Press release from the issuing company

Marlton, N.J. – The MBO Group (Oppenweiler, Germany) increased its worldwide sales by 12 percent in the first six months of 2017, in comparison with the same period last year. The company credits the increase to the efforts of its newly appointed management team, as well as to a newly revised marketing strategy implemented earlier this year.

Thomas Heininger, CEO, and Christian Gohlke, CFO, were appointed in March to develop and oversee a program of strategic change designed to secure the folding machine manufacturer’s business and render it sustainable for the future. This effort has involved taking a critical look at several areas of the business, resulting in a strategy that is newly focused on direct sales, increasing sales, streamlining MBO’s product range to fit the needs of its target markets, and substantially improving delivery times. Both Heininger and Gohlke come to the MBO Group from the Munich Holding Company Solvesta AG. Until 2016, Heininger was a partner at Kaster & Callwey Media GmbH, a printing company in Forstinning, Germany.

According to an interview published recently in “Deutsche Drucker” magazine, Heininger and Gohlke identified several key business areas they believe deserve renewed attention:

Sales.  Although MBO’s core competency is the development and manufacture of innovative postpress machinery, the need for increased sales activities supported by intensive customer service cannot be overlooked. In the U.S., MBO America has reorganized and expanded its direct sales force to provide the responsive service and reliable support its customers have come to expect. In Europe, MBO has been phasing out direct sales and embracing partnerships with specialized commercial providers that “have a stronger presence with customers and are part of a much larger network, but without proactively pursuing sales ourselves,” Gohlke explained. MBO will continue to support its partners in this effort with its substantial technical and project management expertise.  

Product Line-up. Emphasizing MBO’s “incredibly diverse product line-up,” Gohlke nevertheless insisted that the time had come to simplify it, “both for [MBO] and for [our] clients.” While that does not necessarily mean taking products off the market, he said, it does means establishing a “manageable” number of product lines, guided by an evaluation of each product’s relevance to the market. “There has to be a developmental focus on areas that are trailing behind and need to catch up, and [on those] for which there is a higher demand…. The important thing,” Gohlke said, “is to [stay] in tune with customers’ needs.”

Production. An important benefit of streamlining the product portfolio is to ensure a leaner production process that reduces both the need for spare parts and spare part storage. Control modules and similar elements would be uniform, enabling faster, more efficient production and shorter delivery times.

Digital Printing. Rising demand for finishing solutions will have to be satisfied because “even digitally printed paper eventually requires cutting, folding, binding and stapling,” Heininger said.

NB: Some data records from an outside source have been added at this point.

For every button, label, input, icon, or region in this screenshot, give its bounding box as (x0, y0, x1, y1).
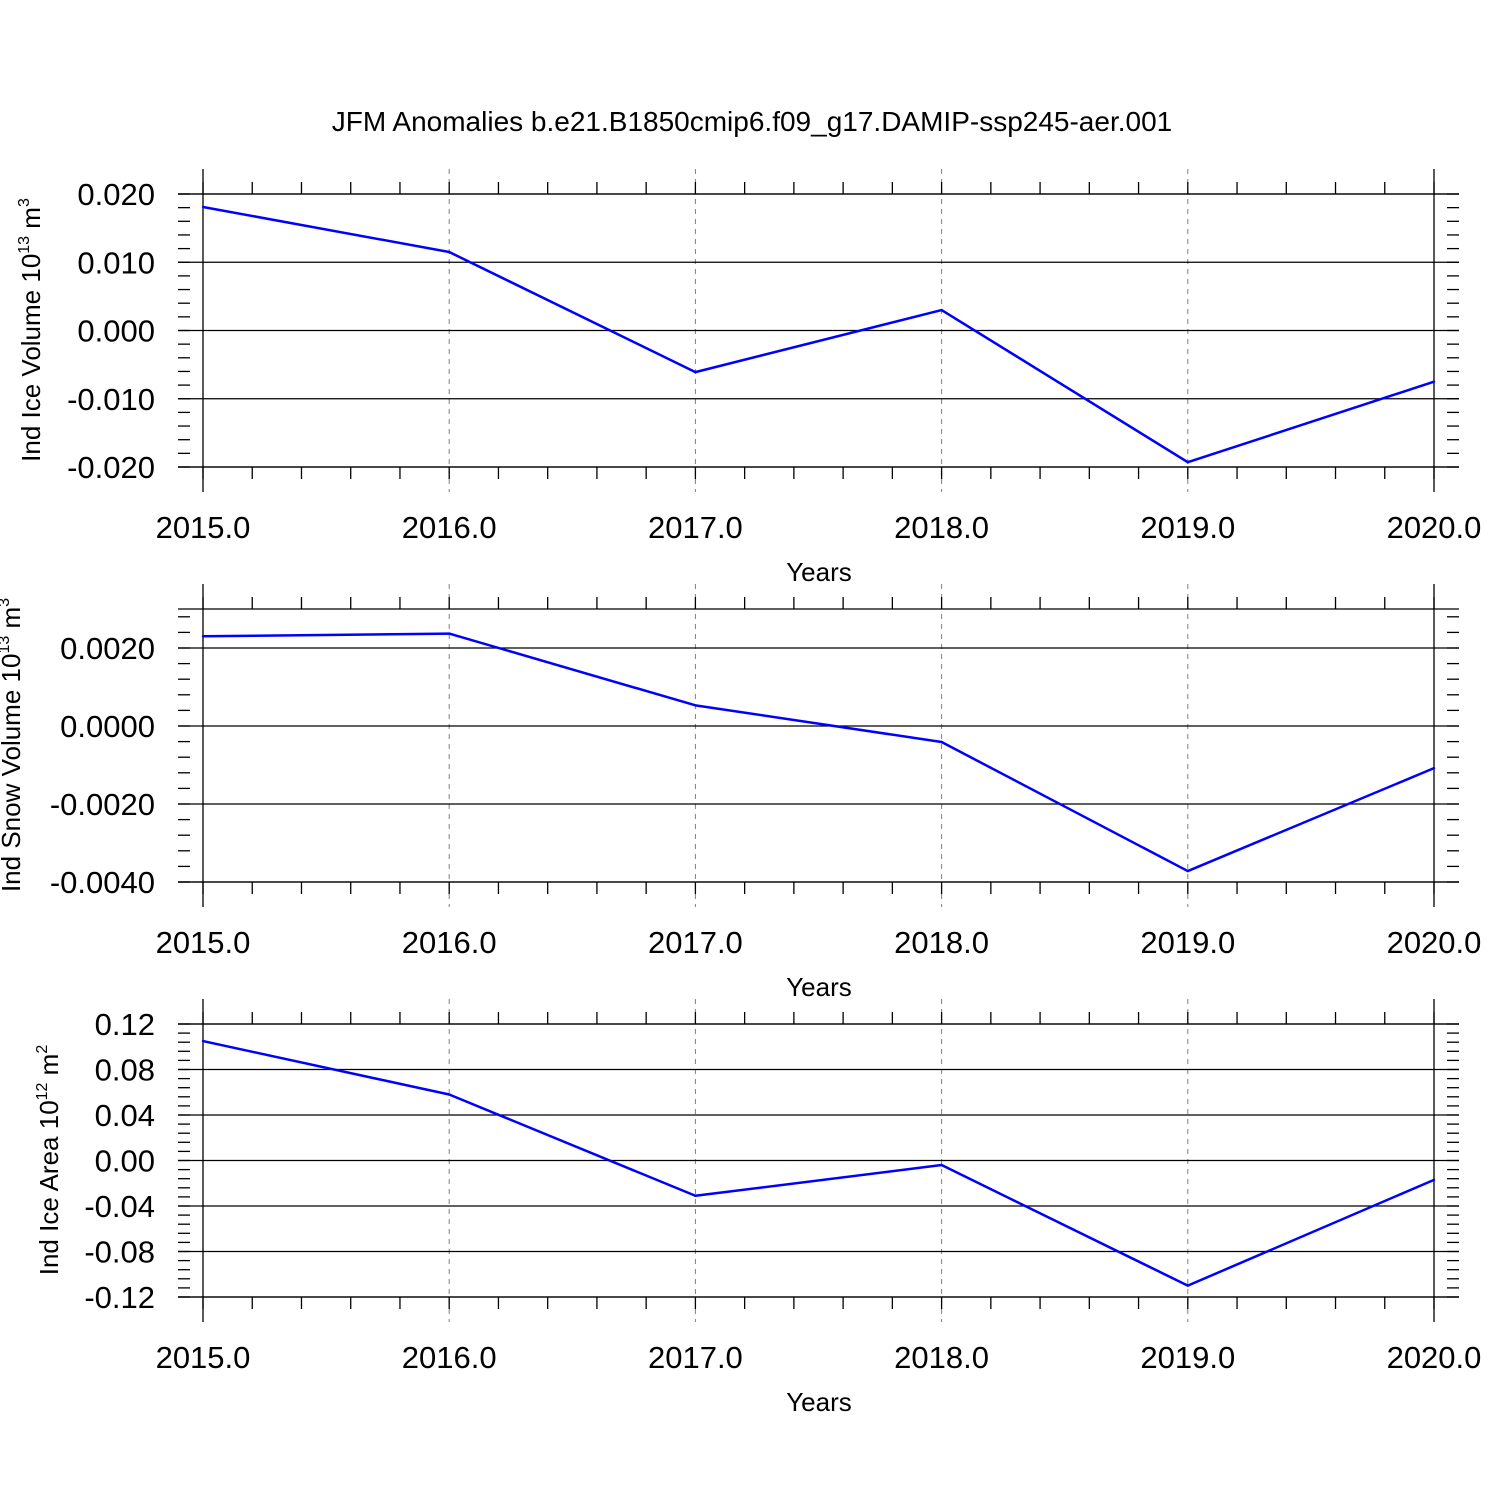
y-tick-label: 0.12 (95, 1007, 155, 1042)
x-tick-label: 2020.0 (1387, 510, 1482, 545)
y-axis-label-text: Ind Ice Area 10 (34, 1100, 64, 1275)
x-tick-label: 2019.0 (1140, 925, 1235, 960)
y-axis-label-text: Ind Ice Volume 10 (16, 254, 46, 462)
data-point (1432, 766, 1436, 770)
x-axis-label: Years (786, 972, 852, 1002)
y-tick-label: 0.0020 (60, 631, 155, 666)
figure-title: JFM Anomalies b.e21.B1850cmip6.f09_g17.D… (332, 106, 1172, 137)
x-tick-label: 2015.0 (156, 1340, 251, 1375)
y-tick-label: 0.000 (77, 314, 155, 349)
data-point (1186, 461, 1190, 464)
y-tick-label: -0.0020 (50, 787, 155, 822)
x-tick-label: 2018.0 (894, 510, 989, 545)
y-tick-label: 0.08 (95, 1053, 155, 1088)
y-axis-label-unit-exponent: 2 (34, 1045, 51, 1054)
panel-1: -0.020 -0.010 0.000 0.010 0.020 2015.0 2016.0 2… (16, 169, 1481, 587)
x-tick-label: 2016.0 (402, 1340, 497, 1375)
x-tick-label: 2017.0 (648, 925, 743, 960)
y-tick-label: -0.08 (84, 1235, 155, 1270)
y-axis-label-unit: m (16, 207, 46, 236)
y-axis-label-exponent: 12 (34, 1082, 51, 1100)
x-tick-label: 2020.0 (1387, 925, 1482, 960)
y-tick-label: 0.010 (77, 245, 155, 280)
data-point (201, 1039, 205, 1043)
data-point (448, 250, 451, 254)
y-tick-label: 0.0000 (60, 709, 155, 744)
data-point (1432, 380, 1436, 383)
series-line (202, 632, 1435, 873)
x-tick-label: 2017.0 (648, 1340, 743, 1375)
y-tick-label: 0.020 (77, 177, 155, 212)
x-tick-label: 2016.0 (402, 925, 497, 960)
data-point (940, 1163, 943, 1167)
y-axis-label-unit-exponent: 3 (0, 598, 13, 607)
y-tick-label: 0.00 (95, 1144, 155, 1179)
panel-2: -0.0040 -0.0020 0.0000 0.0020 2015.0 2016.0 20… (0, 584, 1481, 1002)
y-axis-label-unit: m (34, 1054, 64, 1083)
x-tick-label: 2019.0 (1140, 1340, 1235, 1375)
y-axis-label-exponent: 13 (16, 236, 33, 254)
data-point (448, 1093, 451, 1096)
x-tick-label: 2015.0 (156, 925, 251, 960)
y-axis-label-text: Ind Snow Volume 10 (0, 654, 26, 893)
panel-3: -0.12 -0.08 -0.04 0.00 0.04 0.08 0.12 2015.0 201… (34, 999, 1481, 1417)
y-tick-label: -0.020 (67, 450, 155, 485)
y-tick-label: -0.010 (67, 382, 155, 417)
data-point (1432, 1178, 1436, 1182)
x-axis-label: Years (786, 1387, 852, 1417)
data-point (940, 308, 943, 312)
x-axis-label: Years (786, 557, 852, 587)
x-tick-label: 2019.0 (1140, 510, 1235, 545)
y-axis-label-exponent: 13 (0, 636, 13, 654)
x-tick-label: 2015.0 (156, 510, 251, 545)
y-axis-label: Ind Ice Area 1012 m2 (34, 1045, 64, 1276)
y-tick-label: -0.0040 (50, 865, 155, 900)
data-point (1186, 869, 1190, 873)
x-tick-label: 2018.0 (894, 925, 989, 960)
data-point (694, 370, 697, 374)
x-tick-label: 2016.0 (402, 510, 497, 545)
series-line (202, 1039, 1435, 1287)
data-point (1186, 1284, 1190, 1287)
x-tick-label: 2020.0 (1387, 1340, 1482, 1375)
x-tick-label: 2017.0 (648, 510, 743, 545)
y-axis-label-unit: m (0, 607, 26, 636)
panels: -0.020 -0.010 0.000 0.010 0.020 2015.0 2016.0 2… (0, 169, 1481, 1417)
y-tick-label: -0.04 (84, 1189, 155, 1224)
y-tick-label: -0.12 (84, 1280, 155, 1315)
data-point (448, 632, 451, 635)
data-point (694, 1194, 697, 1197)
data-point (201, 205, 205, 209)
y-axis-label-unit-exponent: 3 (16, 198, 33, 207)
data-point (940, 740, 943, 744)
data-point (694, 704, 697, 707)
y-tick-label: 0.04 (95, 1098, 155, 1133)
y-axis-label: Ind Ice Volume 1013 m3 (16, 198, 46, 462)
y-axis-label: Ind Snow Volume 1013 m3 (0, 598, 26, 892)
data-point (201, 635, 205, 638)
series-line (202, 205, 1435, 464)
x-tick-label: 2018.0 (894, 1340, 989, 1375)
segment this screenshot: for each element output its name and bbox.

However, he also noted that the relevant question will be, “how such a solution would look in practice,” such as whether a user would require various inline connections, for example. Traditional transactional printing via inkjet required minimal finishing; however, today’s high-quality digital inkjet printing requires diverse finishing solutions: die cutting, gluing, folding, etc.

“The digital market is  is characterized by ever-changing application demands,” said MBO America’s Director of Sales Rich Freeley, who brings 20-plus years of digital expertise to his role at MBO, “This is where the modular finishing technology developed by MBO experts offers users the ability to deploy existing finishing assets in conjunction with newer, high-speed, digital finishing lines to increase application flexibility.” The aim, said Freeley, is to provide printers with adaptive, scalable finishing systems that can expand or adapt as job requirements change – the key to staying ahead of the event-based, time-sensitive marketing strategies embraced by today’s print-buying organizations.